Social network, internet, messaggistica istantanea, con tutto il loro linguaggio fatto di abbreviazioni, emoticon e sigle sta diventando sempre più un aspetto fondamentale della nostra quotidianità. Spesso questi mezzi possono essere utilizzati da terzi in modi che non possiamo nemmeno lontanamente immaginare. Ne sono un esempio i procedimenti giudiziari.
La storia che vi voglio raccontare proviene dagli USA, la terra in cui hanno visto la luce la maggior parte delle applicazioni con cui interagiamo ogni giorno: whatsappp, facebook, twitter e compari. Ma più che di storia, dovremmo parlare al plurale, di “storie” quindi. Le decine di storie di persone che per colpa di un messaggio postato sui social e accompagnato da un emoticon si sono ritrovati davanti ad una corte di giustizia americana. Proviamo a raccontarne una.
Lui è Osiris Aristy, un giovane utente americano 17enne. Sul suo profilo una foto con lo sguardo da duro, pantalone a vita bassa, capelli lunghi raccolti in dread. La mattina del 15 gennaio si sveglia e decide di lasciare al mondo un messaggio da vero gangster, affidandolo alla sua bacheca facebook, in cui saluta i suoi compagni, per poi concludere il post con l’emoticon della faccia di un poliziotto e due pistole rivolte verso di lui. Un messaggio di minaccia, probabilmente non un reale pericolo ma semplicemente un modo per farsi notare dagli amici e strappare qualche like. Peccato che, visti i precedenti penali del ragazzo per aggressione e minacce a pubblico ufficiale, le autorità non l’abbiano inteso nello stesso modo. Tre giorni dopo Osiris viene arrestato e processato con l’accusa di minacce nei confronti della pubblica autorità. Esatto, ad incriminarlo è stato anche (o soprattutto) quegli emoji che hanno concluso il suo messaggio.
E di Aristy, che finiscono sotto processo per alcune emoticon di troppo, negli Stati Uniti ce ne sono a decine. Spesso basta anche la classica emoticon con l’occhiolino – un 😉 – per essere incolpati di atti persecutori o minacce. Ma questa è l’America, ovvero la terra delle esagerazioni, si sa. Da noi, invece, come funziona?
Certo in Italia gli emoticon ancora non costituiscono ancora una prova all’interno di un processo penale, ma comunque i social network stanno avendo sempre più importanza nella nostra quotidianità e il nostro sistema legislativo non può esserne indifferente. Le emoticon hanno la stessa forza – anzi in alcune casi anche superiore – delle parole, e come tali potrebbero essere trattate dai nostri giudici.
Aveva fatto scalpore lo scorso anno la prima sentenza di diffamazione per un messaggio postato via social network.
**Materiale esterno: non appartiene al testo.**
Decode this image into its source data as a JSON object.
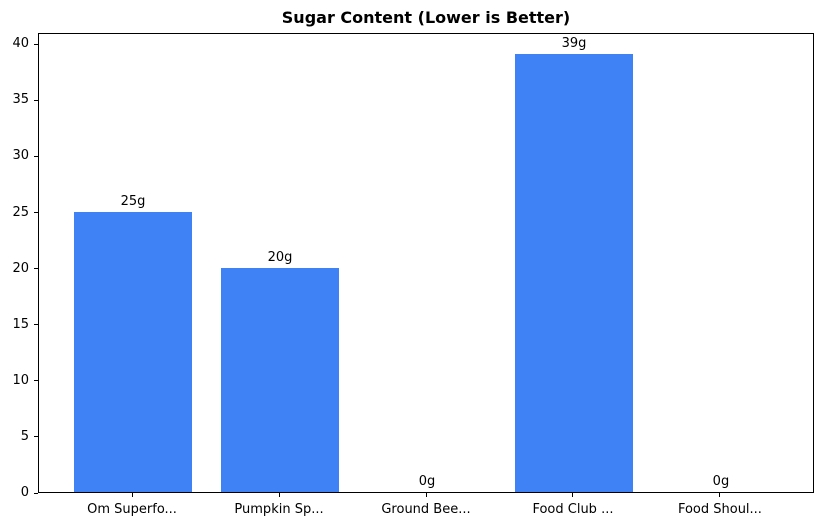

Quello che da tutti era visto come un utopia, una colpa che si sarebbe persa nella “terra di nessuno” della rete. Invece no, anche se scriviamo in forma anonima, con i nickname appunto, tutto nel mare del world wide web è tracciabile attraverso gli Ip e, di conseguenza, è punibile civilmente e penalmente.
Già una sentenza del 2013 del tribunale di Santa Maria di Capua Vetere lo aveva confermato: messaggi e immagini su facebook, in quante destinante a soggetti terzi – e quindi pubbliche – non possono essere coperti da segreto e di conseguenza possono essere utilizzate come fonte di prova. Diverso invece il caso dei messaggi di posta elettronica e di messaggistica istantanea: non sono messaggi pubblici e in quanto tale non dovrebbero essere utilizzati come prova in un processo, eccetto se il giudice non li indica come necessari per attestare la verità della notizia di reato.
Sulle emoticon, invece, non si è espresso ancora nessuno. Questo non vuol dire però che siamo al sicuro quando le utilizziamo. Ancora di più, e l’esempio americano lo conferma, se il loro uso rafforza il significato di un messaggio con il quale, ad esempio, minacciamo qualcuno o lo diffamiamo. Quindi, come sempre, utilizziamo massima attenzione quando lasciamo qualche messaggio, anche ironico, durante il tempo speso in rete. Se compiamo un reato siamo sempre rintracciabili e, a differenza di come il reato è stato compiuto, le sanzioni saranno tutt’altro che virtuali.